What Was Obama’s Role in the Trump Investigations?
Then-President Barack Obama sits alongside then-Vice President Joe Biden at Joint Base Myers-Henderson Hall in Arlington, VA, on Jan. 4, 2017. (SAUL LOEB/AFP/Getty Images)
Jasper Fakkert
4/19/2019
Updated:
4/22/2019
Commentary

Now that special counsel Robert Mueller’s report has been published, we have a definite answer to the question of whether President Donald Trump colluded with Russia.

There are many questions that remain, however, about the origins of the investigation into Trump.

For example, why did the FBI investigate a presidential candidate, using false information paid for by the opposing political campaign?

And why was the British government spying on members of the Trump campaign and passing this information on—as unofficial intelligence—to the CIA director at the time, John Brennan, who then used it to push then-FBI Director James Comey to open the investigation of Trump?

But perhaps the most significant, yet largely unexplored, question is this: What was President Barack Obama’s involvement in the investigations?

We know that several senior members of Obama’s Cabinet either played an active role in the investigations, spied on the Trump campaign, or received the false information that he colluded with Russia.

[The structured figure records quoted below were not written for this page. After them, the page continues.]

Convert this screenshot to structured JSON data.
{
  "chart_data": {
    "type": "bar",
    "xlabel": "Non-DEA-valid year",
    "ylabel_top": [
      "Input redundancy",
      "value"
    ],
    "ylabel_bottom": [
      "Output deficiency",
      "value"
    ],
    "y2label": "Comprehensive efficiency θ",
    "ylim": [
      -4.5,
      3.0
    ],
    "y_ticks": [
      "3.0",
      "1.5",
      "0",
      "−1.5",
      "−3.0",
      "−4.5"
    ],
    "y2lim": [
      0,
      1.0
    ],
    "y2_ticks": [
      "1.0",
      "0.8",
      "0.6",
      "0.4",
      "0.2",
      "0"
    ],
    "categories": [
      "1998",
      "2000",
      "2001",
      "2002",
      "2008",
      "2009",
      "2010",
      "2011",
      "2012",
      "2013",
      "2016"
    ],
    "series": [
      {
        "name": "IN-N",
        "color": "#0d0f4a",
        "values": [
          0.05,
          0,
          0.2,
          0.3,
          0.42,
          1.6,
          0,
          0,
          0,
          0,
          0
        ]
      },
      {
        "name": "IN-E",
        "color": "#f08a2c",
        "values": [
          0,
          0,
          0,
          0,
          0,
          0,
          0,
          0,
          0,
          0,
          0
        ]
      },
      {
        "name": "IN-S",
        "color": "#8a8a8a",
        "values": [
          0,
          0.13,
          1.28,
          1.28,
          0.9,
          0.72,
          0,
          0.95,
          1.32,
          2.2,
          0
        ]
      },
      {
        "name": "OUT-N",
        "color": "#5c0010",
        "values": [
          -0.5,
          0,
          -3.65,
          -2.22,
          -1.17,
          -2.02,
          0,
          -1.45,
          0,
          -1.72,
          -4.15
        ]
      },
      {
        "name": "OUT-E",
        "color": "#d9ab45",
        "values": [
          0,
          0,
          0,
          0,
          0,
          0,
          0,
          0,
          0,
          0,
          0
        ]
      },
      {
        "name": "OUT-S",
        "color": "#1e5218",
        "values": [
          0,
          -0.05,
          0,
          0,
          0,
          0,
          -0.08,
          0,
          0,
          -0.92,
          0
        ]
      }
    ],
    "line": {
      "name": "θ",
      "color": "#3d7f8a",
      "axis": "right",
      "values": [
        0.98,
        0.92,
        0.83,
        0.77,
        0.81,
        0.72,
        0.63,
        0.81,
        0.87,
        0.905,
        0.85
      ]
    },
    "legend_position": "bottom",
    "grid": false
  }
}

Secretary of State John Kerry, for example, had been made aware of the false information contained in the so-called Steele dossier. We know as much from an op-ed published by former Obama State Department official Jonathan Winer, who said he had received the information from Christopher Steele and had passed it on to high-ranking official Victoria Nuland, who “felt that the secretary of state needed to be made aware of this material.”
Obama himself also had been given a summary of the Steele dossier, which was attached to an intelligence report by Brennan, Comey, and then-Director of National Intelligence James Clapper in January 2017. It’s possible that Obama might have received information contained in the Steele dossier from Brennan as early as August 2016.
Obama’s national security adviser, Susan Rice, along with his ambassador to the United Nations, Samantha Power, had made hundreds of unmasking requests for the identities of members of the Trump campaign in intelligence reports. Power would later claim that someone else in the Obama administration had made the requests in her name.

Then, there was an Oval Office meeting between Obama, Rice, Comey, and then-Deputy Attorney General Sally Yates on Jan. 5, 2017.

The meeting was recounted by Rice in an unusual email she addressed to herself, sent 15 days after the meeting, on Jan. 20, 2017, the day of Trump’s inauguration. The email was marked “top secret,” but parts of it have since been declassified.

In the email, Rice wrote: “The President stressed that he is not asking about, initiating or instructing anything from a law enforcement perspective. He reiterated that our law enforcement team needs to proceed as it normally would by the book.”

This raises the question of why Obama felt it was necessary to say those things, and why Rice felt it was necessary to recollect these statements to herself in an email on the day she was leaving the White House.

Rice’s email also states that Obama told the officials to be “mindful to ascertain if there is any reason that we cannot share information fully as it relates to Russia” with the incoming Trump administration. Does this mean that potentially vital national security information was withheld from the Trump transition team over the false Russia-collusion allegations?

Sen. Chuck Grassley (R-Iowa), who was then chairman of the Senate Judiciary Committee, and Sen. Lindsey Graham (R-S.C.) felt compelled to question Rice in a Feb. 8, 2018, letter about the email, asking her—among other things—“Did President Obama ask about, initiate, or instruct anything from any other perspective relating to the FBI’s investigation?”
Rice’s lawyer would respond to the letter later that month, saying she sent herself the email “upon the advice of the White House Counsel’s Office.”

These are serious questions that deserve to be investigated. For over two years, the American public has been sold a fake narrative that Trump colluded with Russia to manipulate the 2016 presidential election in his favor.

Getting to the bottom of how these investigations were started, what the exact actions were by officials entrusted with power—including the former president—and whether any of them were politically motivated is key to restoring public trust in our institutions.

Views expressed in this article are opinions of the author and do not necessarily reflect the views of The Epoch Times.